Upgrading from ":latest" to ":sts" broke Portainer's connection to remote servers.
They appear as "Down". Well, they seem to be "Up" now, but two of the servers are getting an error of "Failure - Unable to retrieve volumes". And not all the containers are appearing. After some time, they're all "Down" again...
One of the servers is CentOS 7 and the other one is AlmaLinux 8. All users (whether working or not) have Docker 24.0.7.
Happens with both 2.20.1 and 2.20.0.
I tried to downgrade back to ":latest", but looks like downgrade is not possible:
The database schema version does not align with the server version. Please consider reverting to the previous server version or addressing the database migration issue.
(ok - I was able to downgrade by downloading a backup file, downgrade to ":latest" and upload the backup file)
I can confirm it, I cannot use the portainer-ee latest/lts version after I'm using portainer-ee:2.20.1.
The database schema version does not align with the server version. Please consider reverting to the previous server version or addressing the database migration issue.
Same issue ...
Same issue here. The Portainer Agent container is up and running, but Portainer is unable to connect to it. "Environment is unreachable"

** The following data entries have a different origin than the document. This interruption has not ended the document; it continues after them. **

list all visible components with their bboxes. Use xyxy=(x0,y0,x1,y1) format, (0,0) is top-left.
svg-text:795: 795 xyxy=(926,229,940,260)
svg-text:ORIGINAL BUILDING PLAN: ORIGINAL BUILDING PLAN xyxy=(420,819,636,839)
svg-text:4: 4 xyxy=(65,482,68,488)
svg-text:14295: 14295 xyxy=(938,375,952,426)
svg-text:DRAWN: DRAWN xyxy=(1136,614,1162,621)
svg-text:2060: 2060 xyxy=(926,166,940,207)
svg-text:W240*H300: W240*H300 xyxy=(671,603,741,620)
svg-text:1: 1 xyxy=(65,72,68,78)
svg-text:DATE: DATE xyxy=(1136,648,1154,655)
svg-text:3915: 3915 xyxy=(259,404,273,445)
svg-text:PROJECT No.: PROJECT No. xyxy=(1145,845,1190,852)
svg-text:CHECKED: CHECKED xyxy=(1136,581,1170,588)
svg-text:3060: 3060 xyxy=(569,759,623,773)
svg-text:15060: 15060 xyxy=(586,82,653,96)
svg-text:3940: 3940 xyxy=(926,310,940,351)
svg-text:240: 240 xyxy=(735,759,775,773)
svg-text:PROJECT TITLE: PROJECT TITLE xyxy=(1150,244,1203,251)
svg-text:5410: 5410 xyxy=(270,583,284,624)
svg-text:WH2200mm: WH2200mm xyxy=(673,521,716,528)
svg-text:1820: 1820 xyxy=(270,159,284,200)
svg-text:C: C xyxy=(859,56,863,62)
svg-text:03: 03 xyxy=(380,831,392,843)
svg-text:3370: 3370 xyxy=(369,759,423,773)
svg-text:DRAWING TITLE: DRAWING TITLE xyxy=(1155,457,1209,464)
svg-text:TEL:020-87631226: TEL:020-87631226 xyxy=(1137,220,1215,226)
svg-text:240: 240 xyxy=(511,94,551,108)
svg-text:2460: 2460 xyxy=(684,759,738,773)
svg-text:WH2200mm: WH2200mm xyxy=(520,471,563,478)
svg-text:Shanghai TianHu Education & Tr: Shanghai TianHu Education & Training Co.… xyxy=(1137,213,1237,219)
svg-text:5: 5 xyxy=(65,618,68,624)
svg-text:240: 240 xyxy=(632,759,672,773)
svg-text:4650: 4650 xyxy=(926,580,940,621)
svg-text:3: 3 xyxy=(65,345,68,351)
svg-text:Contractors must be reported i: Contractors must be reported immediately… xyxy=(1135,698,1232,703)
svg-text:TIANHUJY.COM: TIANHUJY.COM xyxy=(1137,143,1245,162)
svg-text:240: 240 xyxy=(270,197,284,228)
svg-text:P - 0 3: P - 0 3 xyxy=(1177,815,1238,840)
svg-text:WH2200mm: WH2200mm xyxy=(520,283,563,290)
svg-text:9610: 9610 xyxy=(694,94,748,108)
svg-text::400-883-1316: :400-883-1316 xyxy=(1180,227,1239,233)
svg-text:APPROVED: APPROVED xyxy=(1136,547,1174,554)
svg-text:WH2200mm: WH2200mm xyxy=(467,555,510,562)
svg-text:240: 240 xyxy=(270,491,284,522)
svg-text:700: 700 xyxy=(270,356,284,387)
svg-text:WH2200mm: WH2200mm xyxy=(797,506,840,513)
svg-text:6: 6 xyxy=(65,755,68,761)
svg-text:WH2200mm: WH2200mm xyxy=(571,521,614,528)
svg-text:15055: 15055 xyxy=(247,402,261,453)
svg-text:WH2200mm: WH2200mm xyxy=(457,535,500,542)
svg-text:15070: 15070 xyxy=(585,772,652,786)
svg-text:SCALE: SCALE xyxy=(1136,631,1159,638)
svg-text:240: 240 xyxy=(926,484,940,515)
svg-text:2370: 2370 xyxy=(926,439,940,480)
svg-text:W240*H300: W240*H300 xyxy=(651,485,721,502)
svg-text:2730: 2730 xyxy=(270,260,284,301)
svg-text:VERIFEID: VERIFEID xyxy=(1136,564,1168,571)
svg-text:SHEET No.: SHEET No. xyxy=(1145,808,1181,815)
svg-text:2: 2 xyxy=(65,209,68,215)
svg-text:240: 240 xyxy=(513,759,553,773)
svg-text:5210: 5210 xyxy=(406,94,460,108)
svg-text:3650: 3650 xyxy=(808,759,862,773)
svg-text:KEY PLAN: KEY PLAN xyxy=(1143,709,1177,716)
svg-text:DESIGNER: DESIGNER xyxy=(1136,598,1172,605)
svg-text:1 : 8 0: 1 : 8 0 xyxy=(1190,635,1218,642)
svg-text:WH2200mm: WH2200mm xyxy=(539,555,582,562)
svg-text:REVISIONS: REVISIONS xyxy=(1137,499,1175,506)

Portainer Agent container log:
2024/05/10 07:39PM INF ./main.go:86 > agent running on Docker platform
2024/05/10 07:39PM WRN ./main.go:112 > unable to retrieve agent container IP address, using host flag instead | error="Error response from daemon: No such container: bb03d4935cd2" host_flag=0.0.0.0
2024/05/10 07:39PM INF registry/server.go:101 > starting registry credential server
2024/05/10 07:39PM INF http/server.go:99 > starting Agent API server | api_version=2.19.5 server_addr=0.0.0.0 server_port=9001 use_tls=true
2024/05/10 07:40PM INF ./main.go:86 > agent running on Docker platform
2024/05/10 07:40PM WRN ./main.go:112 > unable to retrieve agent container IP address, using host flag instead | error="Error response from daemon: No such container: bb03d4935cd2" host_flag=0.0.0.0
2024/05/10 07:40PM INF registry/server.go:101 > starting registry credential server
2024/05/10 07:40PM INF http/server.go:99 > starting Agent API server | api_version=2.19.5 server_addr=0.0.0.0 server_port=9001 use_tls=true
2024/05/10 07:41PM INF ./main.go:86 > agent running on Docker platform
2024/05/10 07:41PM WRN ./main.go:112 > unable to retrieve agent container IP address, using host flag instead | error="Error response from daemon: No such container: bb03d4935cd2" host_flag=0.0.0.0
2024/05/10 07:41PM INF registry/server.go:101 > starting registry credential server
2024/05/10 07:41PM INF http/server.go:99 > starting Agent API server | api_version=2.19.5 server_addr=0.0.0.0 server_port=9001 use_tls=true
After upgrading all the hosts to AlmaLinux 8 (some were on CentOS 7), and all to Docker 26.1.2, the latest version of portainer:sts
seems to work perfectly now.
@ghnp5 I can confirm it, it works with 2.20.3 perfectly.
Same here, Docker updated to 26.1.3, Portainer EE and agents to 2.20.3, everything back to normal.